A quantidade de reais em circulação aumentou em 40% desde 2020. A de dólares também. A produção inédita de dinheiro novo pelos bancos centrais fomentou uma inflação mundial e persistente. Entenda o que nos espera.

Por Alexandre Versignassi | Design e colagem: Caroline Aranha
13 Maio 2022, 06h50

O Boletim Focus é a NBA das projeções econômicas. Toda semana, o Banco Central faz um levantamento das previsões de 140 instituições de peso: bancos, corretoras, gestores de fundos, universidades. Cada uma dá o seu palpite para como estará a inflação, a Selic, o PIB e outros indicadores lá na frente. O BC junta tudo, diz qual é a mediana – o ponto central – para cada indicador e publica em seu site.

A pesquisa é semanal e existe por um bom motivo: prognósticos são a gasolina do mercado financeiro. Os presságios sobre como estará a economia no futuro são o que move o dinheiro no presente.
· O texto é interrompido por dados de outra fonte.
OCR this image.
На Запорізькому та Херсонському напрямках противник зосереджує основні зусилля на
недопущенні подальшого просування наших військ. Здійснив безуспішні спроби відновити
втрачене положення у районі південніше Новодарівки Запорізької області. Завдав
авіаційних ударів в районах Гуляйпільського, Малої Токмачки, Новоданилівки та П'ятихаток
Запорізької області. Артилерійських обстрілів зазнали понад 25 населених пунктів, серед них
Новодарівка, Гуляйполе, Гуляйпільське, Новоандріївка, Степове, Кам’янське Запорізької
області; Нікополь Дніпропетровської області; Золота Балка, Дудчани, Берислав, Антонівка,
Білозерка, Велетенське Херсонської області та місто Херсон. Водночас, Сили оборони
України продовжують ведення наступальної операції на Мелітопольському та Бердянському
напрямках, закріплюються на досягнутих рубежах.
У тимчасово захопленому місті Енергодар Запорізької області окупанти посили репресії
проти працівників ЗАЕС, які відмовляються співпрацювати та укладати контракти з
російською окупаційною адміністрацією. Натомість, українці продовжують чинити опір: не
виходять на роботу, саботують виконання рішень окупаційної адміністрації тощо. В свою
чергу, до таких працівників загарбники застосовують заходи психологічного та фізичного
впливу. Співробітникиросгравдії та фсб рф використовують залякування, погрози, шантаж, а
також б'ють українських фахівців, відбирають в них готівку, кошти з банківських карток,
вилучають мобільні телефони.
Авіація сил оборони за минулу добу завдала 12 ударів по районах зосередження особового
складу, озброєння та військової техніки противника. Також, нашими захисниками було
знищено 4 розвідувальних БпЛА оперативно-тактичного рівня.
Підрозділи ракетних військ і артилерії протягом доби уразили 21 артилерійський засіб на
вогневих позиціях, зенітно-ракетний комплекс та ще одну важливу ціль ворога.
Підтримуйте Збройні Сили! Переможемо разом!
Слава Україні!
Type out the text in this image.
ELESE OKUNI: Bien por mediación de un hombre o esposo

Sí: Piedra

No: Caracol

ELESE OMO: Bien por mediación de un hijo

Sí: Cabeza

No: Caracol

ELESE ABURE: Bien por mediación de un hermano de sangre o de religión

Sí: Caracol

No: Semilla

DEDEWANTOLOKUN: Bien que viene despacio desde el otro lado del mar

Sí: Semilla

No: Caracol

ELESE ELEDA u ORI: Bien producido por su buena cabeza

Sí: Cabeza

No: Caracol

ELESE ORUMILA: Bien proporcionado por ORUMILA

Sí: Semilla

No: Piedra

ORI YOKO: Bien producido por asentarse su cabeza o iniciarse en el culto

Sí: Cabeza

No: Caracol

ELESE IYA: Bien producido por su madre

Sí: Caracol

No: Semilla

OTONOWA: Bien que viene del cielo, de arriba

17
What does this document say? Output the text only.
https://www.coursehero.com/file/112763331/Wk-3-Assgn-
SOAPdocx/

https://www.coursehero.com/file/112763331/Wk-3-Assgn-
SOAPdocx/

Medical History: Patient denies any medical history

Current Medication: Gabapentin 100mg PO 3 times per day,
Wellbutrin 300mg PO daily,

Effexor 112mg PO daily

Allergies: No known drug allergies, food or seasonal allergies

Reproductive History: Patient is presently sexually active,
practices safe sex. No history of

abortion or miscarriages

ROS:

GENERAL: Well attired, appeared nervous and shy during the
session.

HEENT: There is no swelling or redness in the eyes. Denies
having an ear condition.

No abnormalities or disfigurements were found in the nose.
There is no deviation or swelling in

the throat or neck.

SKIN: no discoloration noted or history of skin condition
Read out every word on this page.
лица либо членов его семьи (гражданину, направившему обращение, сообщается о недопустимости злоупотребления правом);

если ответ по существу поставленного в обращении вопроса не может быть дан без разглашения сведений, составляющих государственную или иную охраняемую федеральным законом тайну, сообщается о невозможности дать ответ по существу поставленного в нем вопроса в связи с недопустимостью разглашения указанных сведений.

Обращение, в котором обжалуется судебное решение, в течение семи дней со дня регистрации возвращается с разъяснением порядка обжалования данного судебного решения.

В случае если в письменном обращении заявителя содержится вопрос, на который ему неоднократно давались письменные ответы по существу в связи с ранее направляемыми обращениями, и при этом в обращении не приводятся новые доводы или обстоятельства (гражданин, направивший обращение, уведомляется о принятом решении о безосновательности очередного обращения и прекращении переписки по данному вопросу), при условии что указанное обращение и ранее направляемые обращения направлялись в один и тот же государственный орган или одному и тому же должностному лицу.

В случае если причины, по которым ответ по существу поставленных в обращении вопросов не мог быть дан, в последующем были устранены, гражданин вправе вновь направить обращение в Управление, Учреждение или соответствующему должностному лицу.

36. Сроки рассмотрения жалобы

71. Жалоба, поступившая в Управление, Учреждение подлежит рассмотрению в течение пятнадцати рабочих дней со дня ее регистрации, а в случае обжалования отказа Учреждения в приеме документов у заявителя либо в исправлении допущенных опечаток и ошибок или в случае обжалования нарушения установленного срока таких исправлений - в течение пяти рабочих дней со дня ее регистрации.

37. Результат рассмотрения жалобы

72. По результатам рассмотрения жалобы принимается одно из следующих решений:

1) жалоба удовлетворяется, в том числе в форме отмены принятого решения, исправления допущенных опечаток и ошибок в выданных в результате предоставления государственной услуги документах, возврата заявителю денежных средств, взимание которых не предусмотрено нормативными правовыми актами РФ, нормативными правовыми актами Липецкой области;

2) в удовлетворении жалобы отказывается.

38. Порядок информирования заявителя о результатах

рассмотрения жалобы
Nada melhor, então, do que pegar as hipóteses de quem mais entende do riscado e achar o consenso. A tendência é que esse grande meio-termo da elite do mercado produza hipóteses sólidas.

Mas não tem funcionado. Em maio de 2021, os sacerdotes financeiros que o Banco Central consulta previam que o IPCA fecharia aquele ano em 5%. No mundo real, deu o dobro disso: 10,6%.

Para 2022, a média das bolas de cristal em maio do ano passado previa o seguinte: a inflação terminaria este ano em 3,61%. Deu praticamente isso só no primeiro trimestre: 3,20% até março. Nos últimos 12 meses, 11,30%.

De onde veio tanta disparidade? É o que vamos analisar aqui.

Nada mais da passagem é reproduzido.